38. Correlation between Protein and mRNA Abundance in Yeast – Conclusions • Correlation between mRNA and protein levels insufficient to predict protein expression levels (but good for very abundant proteins) • 20-fold change in protein with little change in mRNA • no change in protein with 30-fold change in mRNA • codon bias does not predict protein or mRNA levels (but abundant proteins have biased codons)

39. Review questions – • List the 20 amino acids, with their 1-letter and 3-letter abbreviations. • What are some of the most common amino-acids? Least common? • Which amino acids contain hydroxyl groups that can be phosphorylated? (Why is this important?) • Which amino-acids contain aromatic rings? • Which amino-acids are more likely to be on the outside of proteins? On the inside? Why? • Which amino-acid is likely to change its charge state with pH changes within the physiological range (pH 6.5 – 8.0)? Why? • Outline the steps required for MS/MS protein identification • Which MS/MS protein sequencing techniques require a comprehensive protein sequence database?

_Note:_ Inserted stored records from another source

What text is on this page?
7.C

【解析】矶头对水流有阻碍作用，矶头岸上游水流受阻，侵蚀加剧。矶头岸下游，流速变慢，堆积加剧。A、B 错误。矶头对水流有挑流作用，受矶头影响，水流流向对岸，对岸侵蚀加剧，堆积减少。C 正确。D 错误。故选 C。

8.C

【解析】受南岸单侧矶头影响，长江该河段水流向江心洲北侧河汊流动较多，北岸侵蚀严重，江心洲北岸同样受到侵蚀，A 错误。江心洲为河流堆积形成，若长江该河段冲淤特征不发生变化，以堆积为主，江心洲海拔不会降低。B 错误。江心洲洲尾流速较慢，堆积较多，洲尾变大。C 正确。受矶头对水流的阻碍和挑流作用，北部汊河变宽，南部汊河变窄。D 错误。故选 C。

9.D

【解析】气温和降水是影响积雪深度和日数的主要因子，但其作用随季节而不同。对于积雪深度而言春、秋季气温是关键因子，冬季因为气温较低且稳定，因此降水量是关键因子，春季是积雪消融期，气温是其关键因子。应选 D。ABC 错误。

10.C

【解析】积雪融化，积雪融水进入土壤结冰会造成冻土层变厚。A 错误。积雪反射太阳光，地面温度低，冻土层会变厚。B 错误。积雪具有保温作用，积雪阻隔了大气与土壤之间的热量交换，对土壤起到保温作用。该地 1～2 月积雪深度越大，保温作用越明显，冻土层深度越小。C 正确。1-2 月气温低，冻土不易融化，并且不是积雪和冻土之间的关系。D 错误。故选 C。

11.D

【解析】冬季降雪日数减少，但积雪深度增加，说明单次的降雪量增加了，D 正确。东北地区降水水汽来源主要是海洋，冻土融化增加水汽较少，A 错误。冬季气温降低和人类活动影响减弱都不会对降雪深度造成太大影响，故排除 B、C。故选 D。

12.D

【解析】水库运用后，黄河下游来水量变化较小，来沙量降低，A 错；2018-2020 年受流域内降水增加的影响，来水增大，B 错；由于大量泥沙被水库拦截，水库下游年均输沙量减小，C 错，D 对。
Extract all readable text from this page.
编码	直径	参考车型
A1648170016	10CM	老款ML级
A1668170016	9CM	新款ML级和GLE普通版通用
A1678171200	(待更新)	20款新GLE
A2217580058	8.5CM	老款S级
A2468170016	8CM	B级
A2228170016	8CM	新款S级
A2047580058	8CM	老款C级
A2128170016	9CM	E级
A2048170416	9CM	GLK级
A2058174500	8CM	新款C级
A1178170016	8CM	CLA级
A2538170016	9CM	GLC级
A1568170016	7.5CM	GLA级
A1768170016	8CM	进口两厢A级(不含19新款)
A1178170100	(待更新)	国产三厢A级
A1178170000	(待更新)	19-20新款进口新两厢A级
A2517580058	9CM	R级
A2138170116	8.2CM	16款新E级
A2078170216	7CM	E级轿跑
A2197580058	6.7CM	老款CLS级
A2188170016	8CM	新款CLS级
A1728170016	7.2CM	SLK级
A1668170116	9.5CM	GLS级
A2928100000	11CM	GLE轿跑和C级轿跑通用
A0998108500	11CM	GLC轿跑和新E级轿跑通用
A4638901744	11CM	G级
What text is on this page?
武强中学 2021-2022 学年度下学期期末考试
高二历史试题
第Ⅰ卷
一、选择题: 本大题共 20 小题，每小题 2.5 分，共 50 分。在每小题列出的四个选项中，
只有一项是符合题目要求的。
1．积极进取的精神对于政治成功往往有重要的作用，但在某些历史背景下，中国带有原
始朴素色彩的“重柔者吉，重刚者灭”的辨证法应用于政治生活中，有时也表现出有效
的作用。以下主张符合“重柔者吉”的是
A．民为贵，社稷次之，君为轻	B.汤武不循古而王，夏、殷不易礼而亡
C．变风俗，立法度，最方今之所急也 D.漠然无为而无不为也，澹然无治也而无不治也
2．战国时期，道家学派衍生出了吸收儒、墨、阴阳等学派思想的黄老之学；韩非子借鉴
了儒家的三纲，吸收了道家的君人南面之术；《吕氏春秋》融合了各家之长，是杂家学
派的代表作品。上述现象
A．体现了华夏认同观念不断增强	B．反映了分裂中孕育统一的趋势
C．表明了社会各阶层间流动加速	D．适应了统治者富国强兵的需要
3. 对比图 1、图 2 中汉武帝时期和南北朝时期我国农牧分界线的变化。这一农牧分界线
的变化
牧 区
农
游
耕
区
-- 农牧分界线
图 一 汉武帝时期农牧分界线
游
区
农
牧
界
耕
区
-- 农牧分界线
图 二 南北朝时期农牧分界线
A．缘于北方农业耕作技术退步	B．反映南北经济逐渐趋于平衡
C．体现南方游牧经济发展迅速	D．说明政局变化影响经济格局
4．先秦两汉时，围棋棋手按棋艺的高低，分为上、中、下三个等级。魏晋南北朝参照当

40. Questions from previous exams – • Pick an acidic or basic amino-acid. (a) name the amino-acid; (b) draw the charge-structure of the amino-acid for each of the charge-states that it can assume (the actual covalent structure need not be correct, focus on the ionizable groups); (c) suggest an approximate pK for each of the ionizable groups. (d) Indicate the most abundant charge-state at pH 7.0. • The carboxyl group of amino acid alanine has a pKa value of 2.4 . In order to have 99% of the alanine in its COO form, what must the numerical relation be between the pH of the solution and the pKa of the carboxyl group of alanine. • Pick 5 amino acids including some that are more common and some that are less common. Construct a "PAM" amino-acid similarity matrix using those 5 amino acids, using +5 or +3 for identities, +1 for "conserved" amino acids (amino acids with similar properties), and -2 or -5 for non-conservative amino acids.